Student nurse Megan Richardson is one of the first patients to undergo surgery on her ankle as a Teesside hospital trust tackles the backlog of planned operations. 

North Tees and Hartlepool NHS Foundation Trust runs the University Hospital of North Tees in Stockton and the University Hospital of Hartlepool and like all health trusts across the country, postponed all elective surgery for several months as NHS staff responded to the coronavirus pandemic. 

One of the patients who has benefitted from recent surgery is first year Sunderland student Megan Richardson, from Stockton.  

The 23-year-old first year Adult Nursing student had successful ankle surgery after the outbreak first started but needed a further procedure to treat ongoing issues with her ankle stability due to suffering from severe hypermobility. 

Consultant orthopaedic surgeon Rajiv Limaye and surgical care practitioner Beth Alderton have led her surgery and treatment with support from the wider team. 

Megan, who is due to begin a 10-week placement with North Tees, as part of her degree, this month, said: "I was quite upset at the prospect of having to have surgery for a second time and how this would affect my studies. 

"But the team have ensured I was able to have the surgery, still complete my studies and be healed in time for the start of my nurse placement, which ironically is on orthopaedics!  

"I am so thankful for everything the team have done for me." 

Megan's surgery was carried out at the organisation’s centre for non-urgent surgery at the University Hospital of Hartlepool. 

It involved ankle ligament reconstruction and an augmentation using an internal brace technique.  

Megan’s first surgery involved a similar procedure but – due to her hypermobility – this resulted in an injury to the lateral ligaments, making her ankle unstable. 

Mr Limaye, who specialises in foot and ankle surgery, said: "We are delighted to be able to help patients like Megan, whose surgery was a complete success – leading to a rapid recovery postoperatively so she can now resume her nursing studies.  

"Any issue affecting joints really can affect people’s lives. It’s so important we returned elective surgery as soon as we possibly could so we could continue to serve our local population who have been patiently waiting due to pandemic.  

"We are pleased to be rapidly working our way through the backlog of operations and to be able to treat patients who waited several months for their surgery." 

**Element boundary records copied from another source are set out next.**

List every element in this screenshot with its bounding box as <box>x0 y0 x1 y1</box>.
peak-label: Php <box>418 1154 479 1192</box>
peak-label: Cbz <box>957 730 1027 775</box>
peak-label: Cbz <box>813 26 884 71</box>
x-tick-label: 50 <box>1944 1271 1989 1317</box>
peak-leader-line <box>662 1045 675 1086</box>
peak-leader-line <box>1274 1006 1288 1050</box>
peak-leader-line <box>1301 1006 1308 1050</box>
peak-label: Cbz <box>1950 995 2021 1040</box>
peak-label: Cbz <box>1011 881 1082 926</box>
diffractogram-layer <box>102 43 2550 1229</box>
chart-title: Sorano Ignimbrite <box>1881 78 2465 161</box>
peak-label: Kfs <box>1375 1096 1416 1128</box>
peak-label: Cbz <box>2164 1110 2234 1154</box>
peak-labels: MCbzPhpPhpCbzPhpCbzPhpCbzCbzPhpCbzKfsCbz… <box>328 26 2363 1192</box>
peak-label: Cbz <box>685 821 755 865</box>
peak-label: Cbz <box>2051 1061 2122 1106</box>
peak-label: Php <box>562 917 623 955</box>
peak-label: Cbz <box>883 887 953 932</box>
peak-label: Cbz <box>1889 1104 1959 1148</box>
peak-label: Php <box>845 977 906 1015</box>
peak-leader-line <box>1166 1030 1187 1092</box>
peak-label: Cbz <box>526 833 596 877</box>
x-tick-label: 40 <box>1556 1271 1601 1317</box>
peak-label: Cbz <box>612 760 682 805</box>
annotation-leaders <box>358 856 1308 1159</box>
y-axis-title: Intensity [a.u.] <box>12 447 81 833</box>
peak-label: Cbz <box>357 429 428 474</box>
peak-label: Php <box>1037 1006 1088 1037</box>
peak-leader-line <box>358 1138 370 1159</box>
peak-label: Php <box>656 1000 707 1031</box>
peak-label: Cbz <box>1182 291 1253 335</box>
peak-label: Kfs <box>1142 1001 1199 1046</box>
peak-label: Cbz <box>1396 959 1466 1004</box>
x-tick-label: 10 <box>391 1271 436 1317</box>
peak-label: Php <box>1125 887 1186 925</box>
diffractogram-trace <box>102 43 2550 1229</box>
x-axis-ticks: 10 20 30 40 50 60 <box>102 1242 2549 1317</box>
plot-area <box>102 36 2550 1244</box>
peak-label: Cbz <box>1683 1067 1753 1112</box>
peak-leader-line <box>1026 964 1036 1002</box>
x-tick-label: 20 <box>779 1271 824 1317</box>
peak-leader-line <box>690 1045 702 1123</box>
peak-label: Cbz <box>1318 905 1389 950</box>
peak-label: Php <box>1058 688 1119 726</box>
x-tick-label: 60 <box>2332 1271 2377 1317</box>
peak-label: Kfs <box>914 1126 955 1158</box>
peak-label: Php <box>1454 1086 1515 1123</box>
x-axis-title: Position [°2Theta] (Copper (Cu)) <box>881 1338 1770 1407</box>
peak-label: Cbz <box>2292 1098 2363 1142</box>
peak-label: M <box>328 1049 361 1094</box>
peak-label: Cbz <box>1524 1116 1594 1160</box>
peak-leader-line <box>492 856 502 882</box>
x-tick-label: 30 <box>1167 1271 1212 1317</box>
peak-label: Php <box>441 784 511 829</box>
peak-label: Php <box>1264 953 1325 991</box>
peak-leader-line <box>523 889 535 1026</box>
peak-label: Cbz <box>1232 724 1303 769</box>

Megan says she was inspired to sign up for the Adult Nursing programme, when she worked at North Tees Hospital in the Nursing, Patient Safety and Quality Department. She said: “I predominantly dealt with claims, coroner’s, quality and professional standards, as well as infection, prevention and control, and was influenced by the work I was surrounded by.” 

Despite reservations that she’d struggle with a university course, Megan says it has been the best decision she’s ever made: “I absolutely love it, I made the right choice and have made a fantastic group of friends. The programme is so interesting.” 

Megan hopes to eventually work in the areas of Tissue Viability when she eventually graduates in three years’ time.